Ask your daughter what she’s heard about periods from her friends or at school. This will give you an opportunity to clear up misinformation while sharing a laugh (and reassuring her that she won’t be eaten by a shark if she swims on her period).
Talk about the other rites of passage that may accompany periods, like wearing makeup, dating, or shaving her legs. Discuss what she would like to have the freedom to do, and at what age she should be allowed to begin.
Talk about the activities your daughter does now and discuss strategies for period protection in those situations, such as when she’s playing sports, when she wants to go swimming, or when she has an important event. Reassure her that she’ll still be able to do them all on her period.
Discuss the best way for your daughter to tell you about her first period, whether it’s in person, through text or e-mail, or with the use of a code word. And plan for what she should do if her first period happens when you’re not around, such as when she’s at school.
Ask your daughter how she feels about getting her period, and what she thinks it means to be a woman. Stress the benefits of getting older, and reassure her that getting her period is only one step toward growing up.
If your daughter has or will have a health class in school, ask her what she’s learned there, and what questions she still has.
Tell your first period story as candidly as possible. If you have female relatives that are open to sharing, ask them to tell their stories also. Make sure your daughter knows she can interrupt at any time to ask questions or get clarification.
Tell your daughter the next time you’re on your period.

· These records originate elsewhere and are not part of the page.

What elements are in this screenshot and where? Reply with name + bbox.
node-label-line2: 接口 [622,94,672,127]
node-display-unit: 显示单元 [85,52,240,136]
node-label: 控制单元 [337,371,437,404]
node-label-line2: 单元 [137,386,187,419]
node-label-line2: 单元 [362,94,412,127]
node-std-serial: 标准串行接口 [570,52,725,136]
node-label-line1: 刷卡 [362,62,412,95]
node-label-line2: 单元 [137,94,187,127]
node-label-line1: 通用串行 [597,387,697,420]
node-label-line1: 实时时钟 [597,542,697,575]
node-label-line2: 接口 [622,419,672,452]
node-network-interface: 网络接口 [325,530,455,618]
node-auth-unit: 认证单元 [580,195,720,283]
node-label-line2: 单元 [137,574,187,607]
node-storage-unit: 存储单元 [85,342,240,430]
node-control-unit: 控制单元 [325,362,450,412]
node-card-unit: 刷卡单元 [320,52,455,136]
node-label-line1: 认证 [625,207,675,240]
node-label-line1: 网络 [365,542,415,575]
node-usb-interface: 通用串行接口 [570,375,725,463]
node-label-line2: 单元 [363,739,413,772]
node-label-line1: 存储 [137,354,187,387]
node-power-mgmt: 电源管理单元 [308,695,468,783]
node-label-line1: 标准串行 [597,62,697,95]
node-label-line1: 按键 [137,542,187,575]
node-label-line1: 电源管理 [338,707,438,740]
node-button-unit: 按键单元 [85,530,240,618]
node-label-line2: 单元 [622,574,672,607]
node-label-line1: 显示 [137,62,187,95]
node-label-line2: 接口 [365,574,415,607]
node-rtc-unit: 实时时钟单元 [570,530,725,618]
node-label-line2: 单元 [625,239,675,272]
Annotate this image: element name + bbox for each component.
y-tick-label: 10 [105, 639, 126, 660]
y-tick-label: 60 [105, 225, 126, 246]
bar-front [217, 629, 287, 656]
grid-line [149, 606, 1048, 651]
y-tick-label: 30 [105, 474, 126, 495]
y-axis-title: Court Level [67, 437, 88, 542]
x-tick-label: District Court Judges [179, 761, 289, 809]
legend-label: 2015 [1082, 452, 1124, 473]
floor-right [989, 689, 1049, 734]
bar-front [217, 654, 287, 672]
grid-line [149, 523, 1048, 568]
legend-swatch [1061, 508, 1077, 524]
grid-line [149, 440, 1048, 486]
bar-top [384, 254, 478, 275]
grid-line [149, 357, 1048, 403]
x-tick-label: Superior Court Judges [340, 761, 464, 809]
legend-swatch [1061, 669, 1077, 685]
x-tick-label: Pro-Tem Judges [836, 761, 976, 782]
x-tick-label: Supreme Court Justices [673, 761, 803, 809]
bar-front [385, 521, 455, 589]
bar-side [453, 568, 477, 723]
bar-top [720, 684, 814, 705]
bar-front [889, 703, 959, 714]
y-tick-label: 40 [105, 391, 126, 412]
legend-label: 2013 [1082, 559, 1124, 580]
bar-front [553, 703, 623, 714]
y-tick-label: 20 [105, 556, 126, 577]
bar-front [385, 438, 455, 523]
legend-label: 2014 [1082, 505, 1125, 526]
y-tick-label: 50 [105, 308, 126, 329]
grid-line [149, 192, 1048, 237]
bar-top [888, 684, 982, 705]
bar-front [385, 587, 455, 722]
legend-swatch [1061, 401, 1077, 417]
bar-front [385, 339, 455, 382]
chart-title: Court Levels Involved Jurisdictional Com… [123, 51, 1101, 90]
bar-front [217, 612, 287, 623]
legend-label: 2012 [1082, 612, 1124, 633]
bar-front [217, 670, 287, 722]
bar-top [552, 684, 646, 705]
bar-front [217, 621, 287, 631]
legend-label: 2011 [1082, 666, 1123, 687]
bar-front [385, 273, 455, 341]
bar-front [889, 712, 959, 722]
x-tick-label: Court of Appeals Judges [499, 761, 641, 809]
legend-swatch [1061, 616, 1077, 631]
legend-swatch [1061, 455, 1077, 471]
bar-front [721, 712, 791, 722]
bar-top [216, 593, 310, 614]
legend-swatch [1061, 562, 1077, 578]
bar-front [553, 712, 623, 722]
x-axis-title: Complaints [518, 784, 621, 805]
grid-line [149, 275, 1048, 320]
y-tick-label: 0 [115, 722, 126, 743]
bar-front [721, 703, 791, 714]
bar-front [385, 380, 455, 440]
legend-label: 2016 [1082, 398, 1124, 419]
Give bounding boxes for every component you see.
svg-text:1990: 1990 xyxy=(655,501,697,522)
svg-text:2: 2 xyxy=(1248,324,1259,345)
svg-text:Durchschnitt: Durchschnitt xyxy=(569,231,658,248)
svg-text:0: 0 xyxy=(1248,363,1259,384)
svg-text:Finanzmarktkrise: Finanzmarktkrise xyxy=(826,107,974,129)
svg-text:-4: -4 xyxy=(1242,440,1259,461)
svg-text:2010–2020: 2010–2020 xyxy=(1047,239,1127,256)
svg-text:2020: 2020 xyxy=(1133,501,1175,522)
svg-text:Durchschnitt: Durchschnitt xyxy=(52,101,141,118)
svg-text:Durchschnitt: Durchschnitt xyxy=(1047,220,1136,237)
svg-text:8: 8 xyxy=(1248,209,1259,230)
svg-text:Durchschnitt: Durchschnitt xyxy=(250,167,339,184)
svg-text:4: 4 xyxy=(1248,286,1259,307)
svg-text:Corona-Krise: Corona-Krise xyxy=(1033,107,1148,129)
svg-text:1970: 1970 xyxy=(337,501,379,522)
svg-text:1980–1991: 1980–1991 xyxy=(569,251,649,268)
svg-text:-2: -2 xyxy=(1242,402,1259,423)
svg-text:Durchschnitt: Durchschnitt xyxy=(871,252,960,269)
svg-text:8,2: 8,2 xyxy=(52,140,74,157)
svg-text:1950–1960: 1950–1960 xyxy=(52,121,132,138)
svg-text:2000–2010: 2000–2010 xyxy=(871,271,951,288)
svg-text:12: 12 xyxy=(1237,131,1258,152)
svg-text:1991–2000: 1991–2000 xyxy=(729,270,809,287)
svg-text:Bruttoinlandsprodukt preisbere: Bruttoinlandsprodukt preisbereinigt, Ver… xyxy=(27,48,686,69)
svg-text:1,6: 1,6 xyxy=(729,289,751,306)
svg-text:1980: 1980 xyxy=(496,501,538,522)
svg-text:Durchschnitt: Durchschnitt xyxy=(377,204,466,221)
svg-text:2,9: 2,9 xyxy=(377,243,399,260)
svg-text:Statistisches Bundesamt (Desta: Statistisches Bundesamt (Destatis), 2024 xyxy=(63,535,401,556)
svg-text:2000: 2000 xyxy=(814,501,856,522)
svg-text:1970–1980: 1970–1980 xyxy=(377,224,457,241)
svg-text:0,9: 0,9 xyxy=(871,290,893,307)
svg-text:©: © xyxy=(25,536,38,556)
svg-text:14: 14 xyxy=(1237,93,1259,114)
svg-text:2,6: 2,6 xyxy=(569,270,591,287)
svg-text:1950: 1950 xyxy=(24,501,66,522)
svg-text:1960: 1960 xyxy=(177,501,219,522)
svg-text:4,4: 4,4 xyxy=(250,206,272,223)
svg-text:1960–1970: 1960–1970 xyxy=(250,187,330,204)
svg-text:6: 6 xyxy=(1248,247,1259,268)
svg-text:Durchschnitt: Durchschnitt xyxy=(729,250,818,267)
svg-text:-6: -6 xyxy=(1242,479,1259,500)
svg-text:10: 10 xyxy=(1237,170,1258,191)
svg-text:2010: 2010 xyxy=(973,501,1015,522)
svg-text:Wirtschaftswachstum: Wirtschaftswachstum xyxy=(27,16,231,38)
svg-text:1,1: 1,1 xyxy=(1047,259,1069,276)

Tell her when it starts, when it gets heavier, and when it starts to taper off. This will give her a chance to see one example of how a period works in real life.
Ask your daughter if she’s noticed any changes in her body, even something as small as feeling a bit moodier. Talk about what other changes she may begin to notice, and what they mean.
Discuss with your daughter how she feels about getting her period. Is she worried about getting it, or frustrated that it hasn’t happened yet? Talk about what it means to be an early or late bloomer, and reassure her that she’s normal.